Opinião
Os “lambe-cus”
Eles são a contraparte da vontade de bajulação de personagens “importantes” cujos enormes umbigos – e as lambidelas diárias – os fazem sentir-se muito mais importantes do que realidade.
No Portugal antigo, nos tempos da sociedade rural e do paroquialismo, era a “graxa” que dava “lustro” aos mais poderosos. Mais tarde surgiram os “lambe-botas”; e atualmente, é o tempo dos “lambe-cus”. A espécie não é obviamente um exclusivo do “habitat” lusitano. Mas não tenho dúvidas de que por cá ela germinou, floresceu e hoje multiplica-se a olhos vistos. Isto porque aqui encontra as condições ideais para a sua multiplicação. Os atuais lambe-cus são descendentes dos “lambe-botas”. Não deixa, no entanto, de ser curioso, e aparentemente paradoxal, que os lambe-botas (os pais dos lambe-cus) tenham sido tão combatidos, quase exterminados, com a restauração da democracia, e depois ressurgiram tão vigorosamente. À medida que o regime democrático se foi acomodando às suas rotinas burocráticas e, posteriormente, começou a ser corroído por dentro, eles brotaram das entranhas e estão agora por todo o lado. Digamos que a corrosão da democracia está em correspondência direta com o aumento dos lambe-cus. Porque será que isto ocorre e porque será que o país se tornou um “viveiro” tão fértil para esta espécie?
Na era da escravatura e ao longo do feudalismo a subserviência era uma obrigação. A resignação era intencionalmente fabricada para uso caseiro de soberanos e poderosos. O escravo servia com zelo e dedicação no interior de palácios, fazendas e casas senhoriais, em ambiente mais ou menos despóticos. Nos tempos do salazarismo e do Estado-Novo os “lambe-botas” foram cultivados e cresceram dentro das hostes do regime, nas corporações, no interior das forças repressivas e junto dos grupos dominantes. O aparelho de Estado e a doutrina oficial impunham a obediência geral, pelo que o “lambebotismo” era intrínseco aos bastidores do poder.

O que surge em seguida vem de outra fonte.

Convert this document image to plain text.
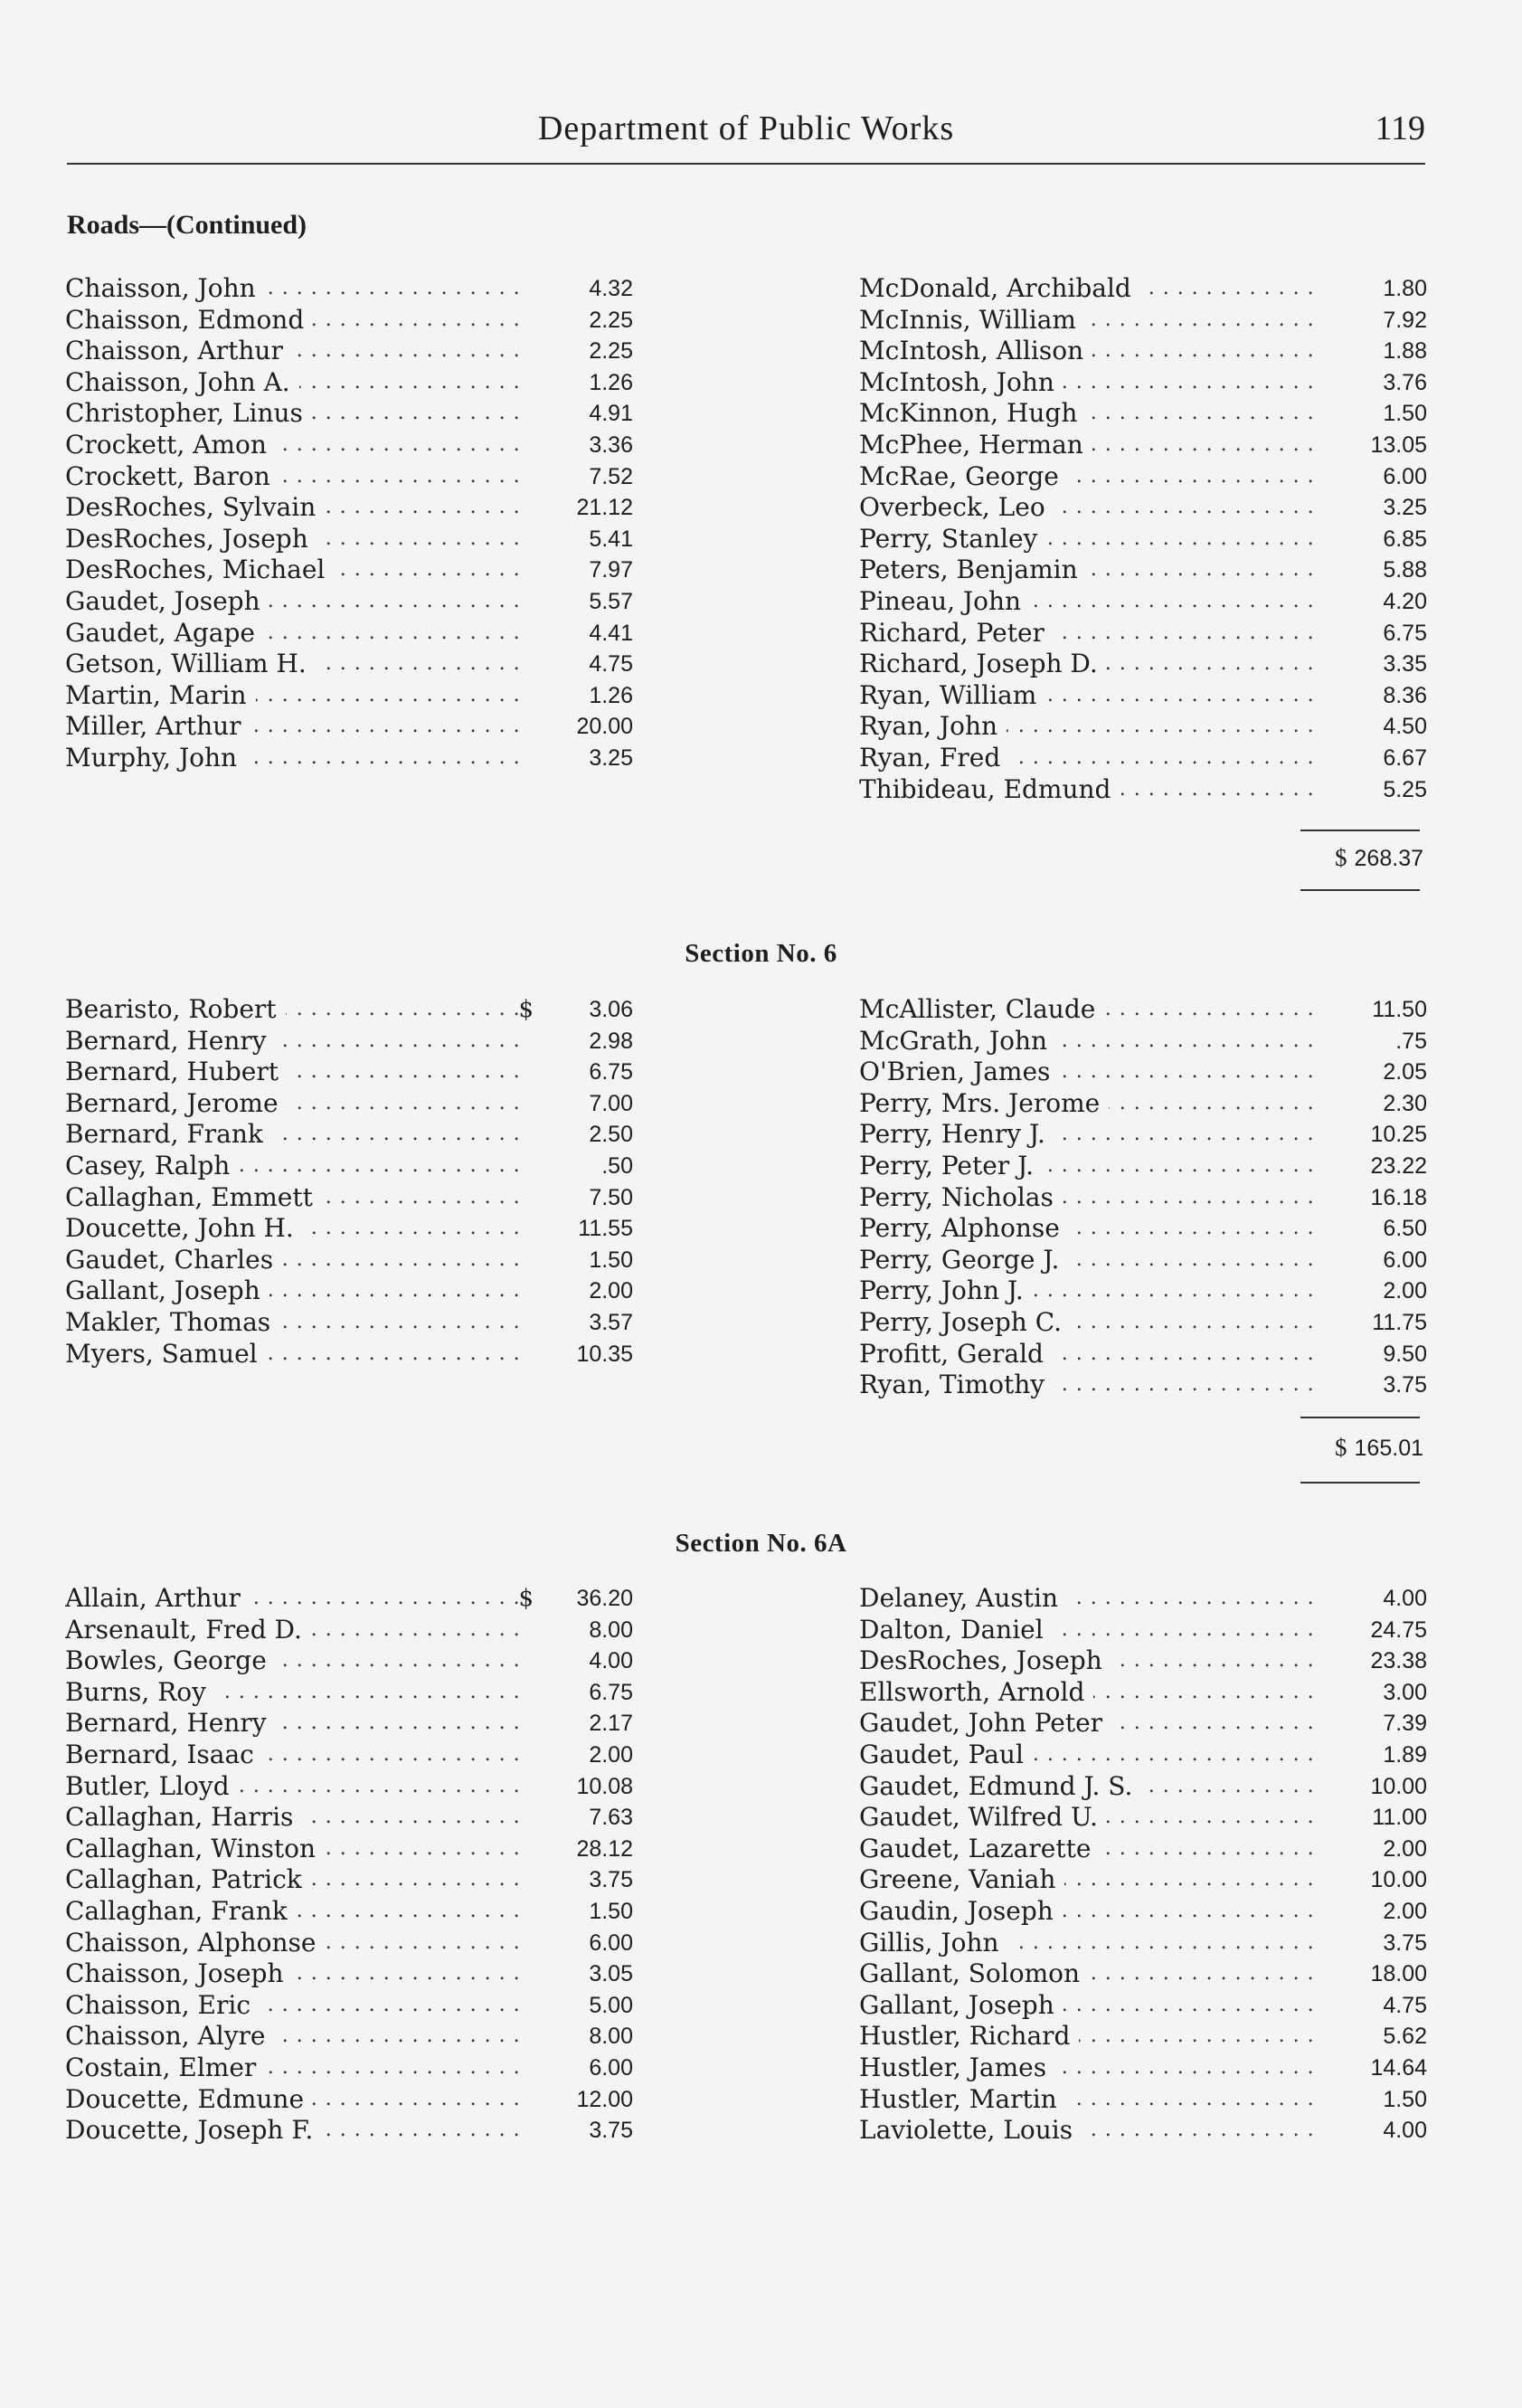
Department of Public Works	119
Roads—(Continued)
Chaisson, John . . .	4.32
Chaisson, Edmond . . .	2.25
Chaisson, Arthur . . .	2.25
Chaisson, John A. . . .	1.26
Christopher, Linus . . .	4.91
Crockett, Amon . . .	3.36
Crockett, Baron . . .	7.52
DesRoches, Sylvain . . .	21.12
DesRoches, Joseph . . .	5.41
DesRoches, Michael . . .	7.97
Gaudet, Joseph . . .	5.57
Gaudet, Agape . . .	4.41
Getson, William H. . . .	4.75
Martin, Marin . . .	1.26
Miller, Arthur . . .	20.00
Murphy, John . . .	3.25
McDonald, Archibald . . .	1.80
McInnis, William . . .	7.92
McIntosh, Allison . . .	1.88
McIntosh, John . . .	3.76
McKinnon, Hugh . . .	1.50
McPhee, Herman . . .	13.05
McRae, George . . .	6.00
Overbeck, Leo . . .	3.25
Perry, Stanley . . .	6.85
Peters, Benjamin . . .	5.88
Pineau, John . . .	4.20
Richard, Peter . . .	6.75
Richard, Joseph D. . . .	3.35
Ryan, William . . .	8.36
Ryan, John . . .	4.50
Ryan, Fred . . .	6.67
Thibideau, Edmund . . .	5.25
$ 268.37
Section No. 6
Bearisto, Robert . . .	$	3.06
Bernard, Henry . . .	2.98
Bernard, Hubert . . .	6.75
Bernard, Jerome . . .	7.00
Bernard, Frank . . .	2.50
Casey, Ralph . . .	.50
Callaghan, Emmett . . .	7.50
Doucette, John H. . . .	11.55
Gaudet, Charles . . .	1.50
Gallant, Joseph . . .	2.00
Makler, Thomas . . .	3.57
Myers, Samuel . . .	10.35
McAllister, Claude . . .	11.50
McGrath, John . . .	.75
O'Brien, James . . .	2.05
Perry, Mrs. Jerome . . .	2.30
Perry, Henry J. . . .	10.25
Perry, Peter J. . . .	23.22
Perry, Nicholas . . .	16.18
Perry, Alphonse . . .	6.50
Perry, George J. . . .	6.00
Perry, John J. . . .	2.00
Perry, Joseph C. . . .	11.75
Profitt, Gerald . . .	9.50
Ryan, Timothy . . .	3.75
$ 165.01
Section No. 6A
Allain, Arthur . . .	$	36.20
Arsenault, Fred D. . . .	8.00
Bowles, George . . .	4.00
Burns, Roy . . .	6.75
Bernard, Henry . . .	2.17
Bernard, Isaac . . .	2.00
Butler, Lloyd . . .	10.08
Callaghan, Harris . . .	7.63
Callaghan, Winston . . .	28.12
Callaghan, Patrick . . .	3.75
Callaghan, Frank . . .	1.50
Chaisson, Alphonse . . .	6.00
Chaisson, Joseph . . .	3.05
Chaisson, Eric . . .	5.00
Chaisson, Alyre . . .	8.00
Costain, Elmer . . .	6.00
Doucette, Edmune . . .	12.00
Doucette, Joseph F. . . .	3.75
Delaney, Austin . . .	4.00
Dalton, Daniel . . .	24.75
DesRoches, Joseph . . .	23.38
Ellsworth, Arnold . . .	3.00
Gaudet, John Peter . . .	7.39
Gaudet, Paul . . .	1.89
Gaudet, Edmund J. S. . . .	10.00
Gaudet, Wilfred U. . . .	11.00
Gaudet, Lazarette . . .	2.00
Greene, Vaniah . . .	10.00
Gaudin, Joseph . . .	2.00
Gillis, John . . .	3.75
Gallant, Solomon . . .	18.00
Gallant, Joseph . . .	4.75
Hustler, Richard . . .	5.62
Hustler, James . . .	14.64
Hustler, Martin . . .	1.50
Laviolette, Louis . . .	4.00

Por outro lado, com a chegada da democracia deu-se uma viragem. Houve uma espécie de “PREC” anti-lambebotas. Acresce que nessa fase os cus mais gordos e bem tratados saíram de cena, isto é, ou exilaram-se ou entraram numa espécie de clandestinidade. E isto também porque com a multiplicação do cidadão ativo e ciente dos seus direitos, estas duas subespécies tiveram grande dificuldade em prosperar. O cidadão pleno e emancipado, com a espinha dorsal no sítio, afirmava-se por si próprio e, durante algum tempo, os próprios lideres e dirigentes prescindiram dos lambe-cus e das suas manobras. Esse cenário foi, no entanto, passageiro. Rapidamente se começou a notar a grande resiliência desta camada de gente, que aliás, rapidamente renasceu das cinzas.

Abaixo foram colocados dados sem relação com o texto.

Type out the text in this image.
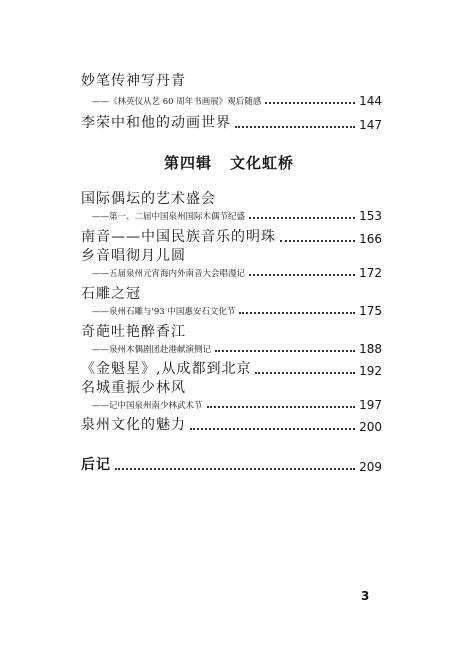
妙笔传神写丹青
——《林英仪从艺 60 周年书画展》观后随感	144
李荣中和他的动画世界	147
第四辑 文化虹桥
国际偶坛的艺术盛会
——第一、二届中国泉州国际木偶节纪盛	153
南音——中国民族音乐的明珠	166
乡音唱彻月儿圆
——五届泉州元宵海内外南音大会唱漫记	172
石雕之冠
——泉州石雕与'93 中国惠安石文化节	175
奇葩吐艳醉香江
——泉州木偶剧团赴港献演侧记	188
《金魁星》,从成都到北京	192
名城重振少林风
——记中国泉州南少林武术节	197
泉州文化的魅力	200
后记	209
3
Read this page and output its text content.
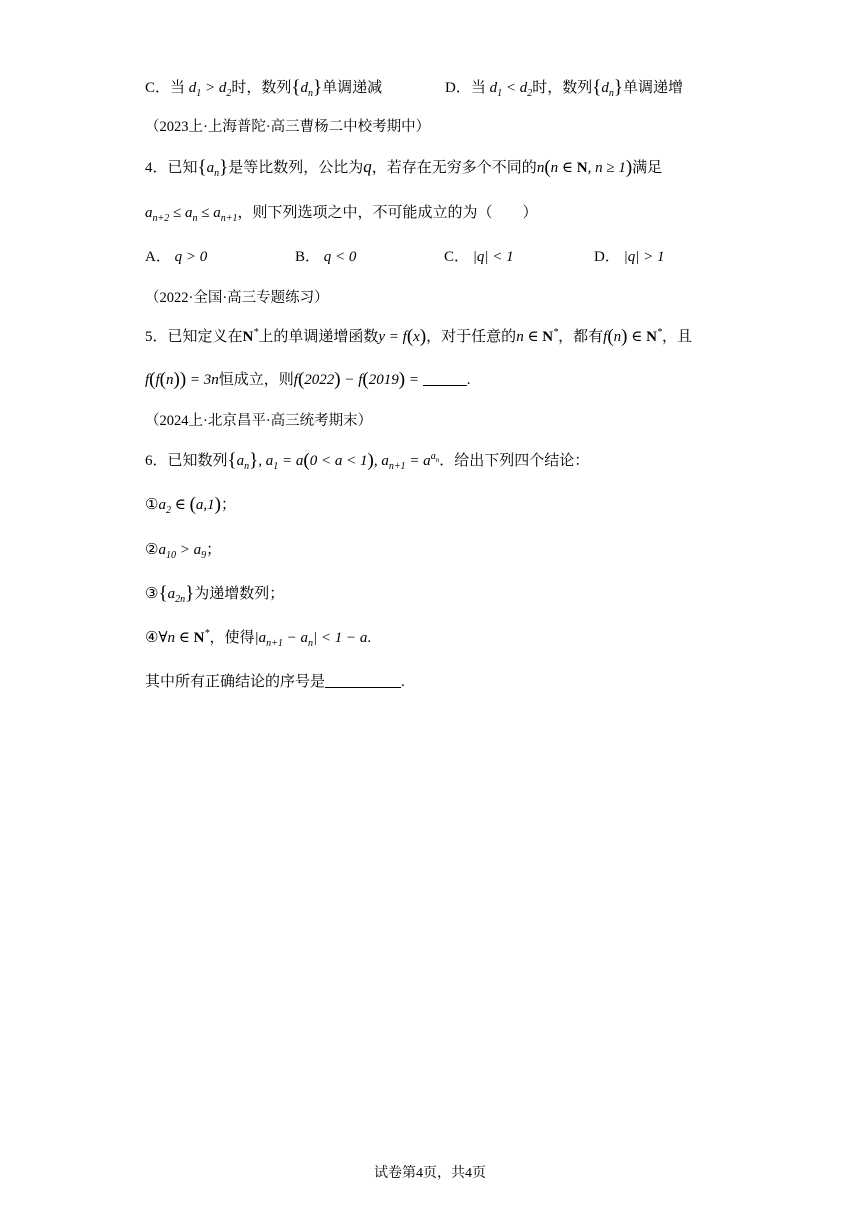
C．当 $d_1 > d_2$时，数列$\{d_n\}$单调递减	D．当 $d_1 < d_2$时，数列$\{d_n\}$单调递增
（2023上·上海普陀·高三曹杨二中校考期中）
4．已知$\{a_n\}$是等比数列，公比为q，若存在无穷多个不同的n(n ∈ N, n ≥ 1)满足
$a_{n+2} \le a_n \le a_{n+1}$，则下列选项之中，不可能成立的为（　　）
A． q > 0	B． q < 0	C． |q| < 1	D． |q| > 1
（2022·全国·高三专题练习）
5．已知定义在N*上的单调递增函数y = f(x)，对于任意的n ∈ N*，都有f(n) ∈ N*，且
f(f(n)) = 3n恒成立，则f(2022) − f(2019) =	.
（2024上·北京昌平·高三统考期末）
6．已知数列$\{a_n\}$, $a_1 = a(0 < a < 1)$, $a_{n+1} = a^{a_n}$．给出下列四个结论：
$①a_2$ ∈ (a,1)；
$②a_{10} > a_9$；
$③\{a_{2n}\}$为递增数列；
④∀n ∈ N*，使得$|a_{n+1} - a_n| < 1 - a$.
其中所有正确结论的序号是	.
试卷第4页，共4页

Com a entrada na era da tecnocracia (anos oitenta, por aí…), o novo-riquismo apoderou-se das estruturas dirigentes, donde resultou o vazio da política e, em vez dela, cresceu a burocratização e os cargos de decisão reverteram-se nos principais locus de incubação dos novos lambe-cus. Do ponto de vista genético o lambe-cus é despojado de coluna vertebral, ao contrário dos seus antecedentes (os lambe-botas) que ainda tinham algum resquício de coluna, embora torcida e vergada aos seus amos. Na sua versão mais pura, o lambe-cus possui qualidades que lhe permitem detetar à distância onde se encontra o cú mais proeminente e atrativo para ser lambido. Alguns desenvolveram até uma língua bífida, especialmente elástica e hipertrofiada, o que lhes permite lamber vários cús ao mesmo tempo sem que os respetivos donos se apercebam da concorrência. Já quanto ao “caráter” é um atributo que, pelo contrário, se encontra atrofiado ou não existe sequer. O “ego” do verdadeiro lambe-cus só se faz notar quando algum cu poderoso dá sinais de querer ser lambido. É dotado de instintos caninos. Ele projeta-se totalmente na satisfação plena do seu dono.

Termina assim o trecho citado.